Kudos to Karen Joy Fowler. She’s published books, won a couple of awards, even had a Hollywood movie made out of one of them. I haven’t, so I’m perhaps not qualified to comment.
But good Lord. In preparation for the chick-lit novel I’m planning to write in November, I decided to check out some of the genre, including The Jane Austen Book Club. I chose this book because it was available at the library, I’d heard of it (which means it must be a vaguely successful example), and I like Austen, although it’s a while since I’ve read any of her novels, and as far as I can remember, I’ve only managed three, maybe four. I prefer the Brontes, to be honest. Anyway, I digress.
This novel is like a lesson in how not to write novels. There is, I think it’s fair to say, no plot. Nothing really develops throughout the book. OK, some people end up dating different people from the ones they begin with, but that all happens off camera, and without any particular drama.
The characters are the strongest element. They almost avoid being stereotypes by having a few interesting elements, and they are at least clearly distinguishable, which isn’t always easy in a book about a group of close personal acquaintances.
I’ve heard a good story defined as “plot, character and action”. If that’s what we need, there ought to be more action. Things happen to all the characters (sometimes these things are more or less obviously contrived to be like something which happens in a Jane Austen novel), but the action never really gets going before we move onto something else and never come back to it. Take the French teacher with a crush on her student. Could get interesting; doesn’t. Then we never hear about him again. In the meantime, there’s a lot of navel-gazing and a few light-touch discussions of the books they are supposed to be discussing. I’ve never been a member of a book club, but I hope any I joined would have something more interesting to say than these characters.
There are other problems too – I was unreasonably annoyed by the narrative voice. The POV of the novel is the book club as a whole, which is a little weird, and yet the narrator manages to be scathing about all the characters and ignorant of all their secrets at different times. The random excerpts from Austen novels and other books seem to be there to show Fowler has done her research; or to point out the Austen links in case we’re missing them. And care.

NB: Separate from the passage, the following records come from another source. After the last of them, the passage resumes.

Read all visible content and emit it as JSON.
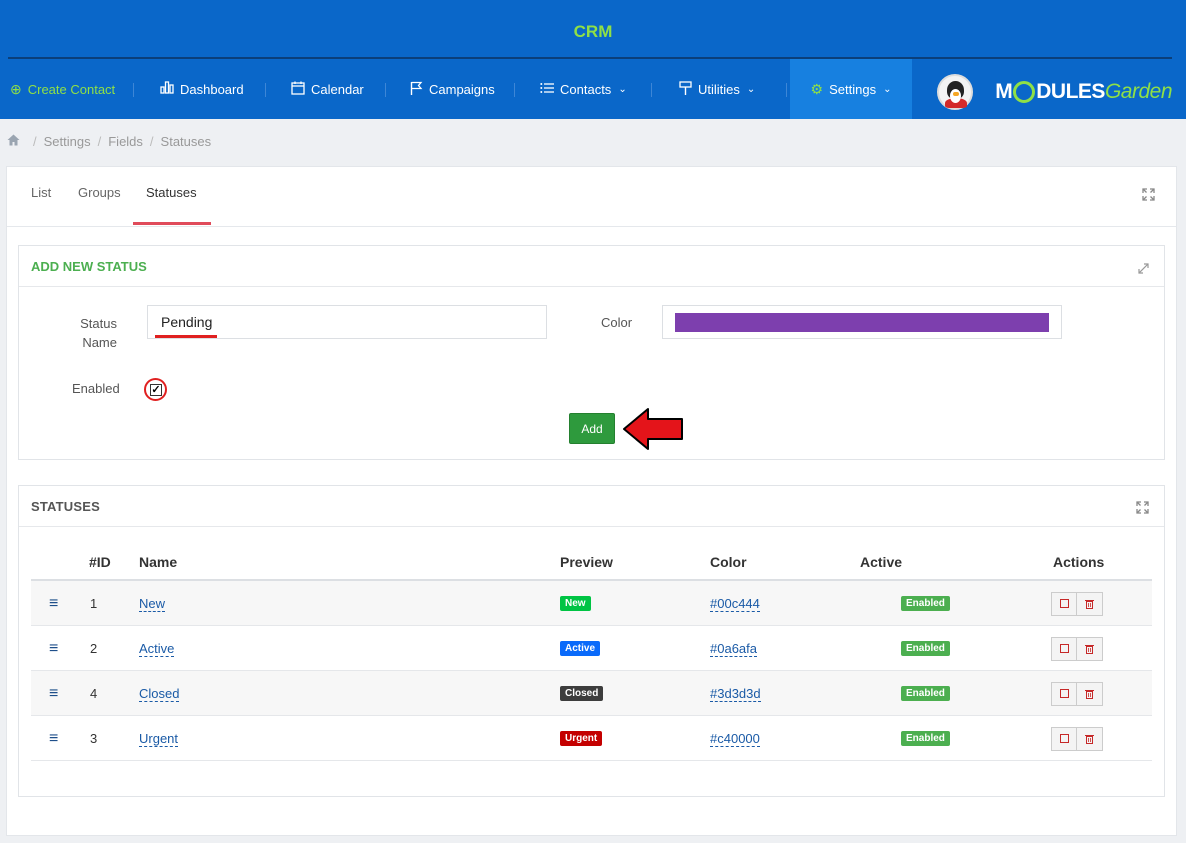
{
  "header": {
    "app_title": "CRM",
    "brand_logo_text_1": "M",
    "brand_logo_text_2": "DULES",
    "brand_logo_text_3": "Garden"
  },
  "nav": {
    "create_contact": "Create Contact",
    "dashboard": "Dashboard",
    "calendar": "Calendar",
    "campaigns": "Campaigns",
    "contacts": "Contacts",
    "utilities": "Utilities",
    "settings": "Settings"
  },
  "breadcrumb": {
    "items": [
      "Settings",
      "Fields",
      "Statuses"
    ]
  },
  "tabs": [
    "List",
    "Groups",
    "Statuses"
  ],
  "add_form": {
    "title": "ADD NEW STATUS",
    "status_name_label_line1": "Status",
    "status_name_label_line2": "Name",
    "status_name_value": "Pending",
    "color_label": "Color",
    "color_value": "#7d3fae",
    "enabled_label": "Enabled",
    "enabled_checked": true,
    "add_button": "Add"
  },
  "statuses": {
    "title": "STATUSES",
    "columns": [
      "#ID",
      "Name",
      "Preview",
      "Color",
      "Active",
      "Actions"
    ],
    "rows": [
      {
        "id": "1",
        "name": "New",
        "preview": "New",
        "color": "#00c444",
        "active": "Enabled"
      },
      {
        "id": "2",
        "name": "Active",
        "preview": "Active",
        "color": "#0a6afa",
        "active": "Enabled"
      },
      {
        "id": "4",
        "name": "Closed",
        "preview": "Closed",
        "color": "#3d3d3d",
        "active": "Enabled"
      },
      {
        "id": "3",
        "name": "Urgent",
        "preview": "Urgent",
        "color": "#c40000",
        "active": "Enabled"
      }
    ]
  },
  "colors": {
    "header_bg": "#0a67c9",
    "settings_active_bg": "#1780e0",
    "accent_green": "#8fe046",
    "add_button_bg": "#2e9a3d",
    "tab_active_underline": "#e04b5a"
  }
}
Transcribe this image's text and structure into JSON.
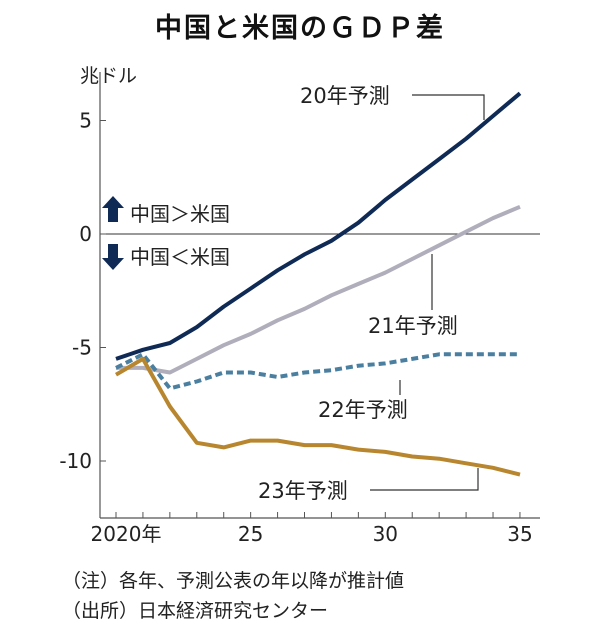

I checked out Goodreads to see if it’s just me who thinks like this. The first review I read starts: I’m convinced the first thing Jane Austen is going to do on the Day of Resurrection is hire a lawyer and sue the philistines who have commandeered her name and characters. However, this book is beneath her notice.
Absolutely.
****AN UPDATE ****
It suddenly dawned on me this afternoon. Fowler hasn’t written a bad novel here; she hasn’t written a novel at all. These are her planning notes – character sketches which many writers prepare in order to get to know their protagonists; extracts from Austen novels and others to remind her which way to go; a rough idea of will end up with whom… It’s all there, and one day, she could turn this into an interesting novel. Perhaps that’s what the Hollywood screenwriters have done, since the movie seems to get better reviews than the book.
Either way, I still take my hat off to her for making money out of it. Anyone want to buy my rough notes for the novel I’m planning to write in November?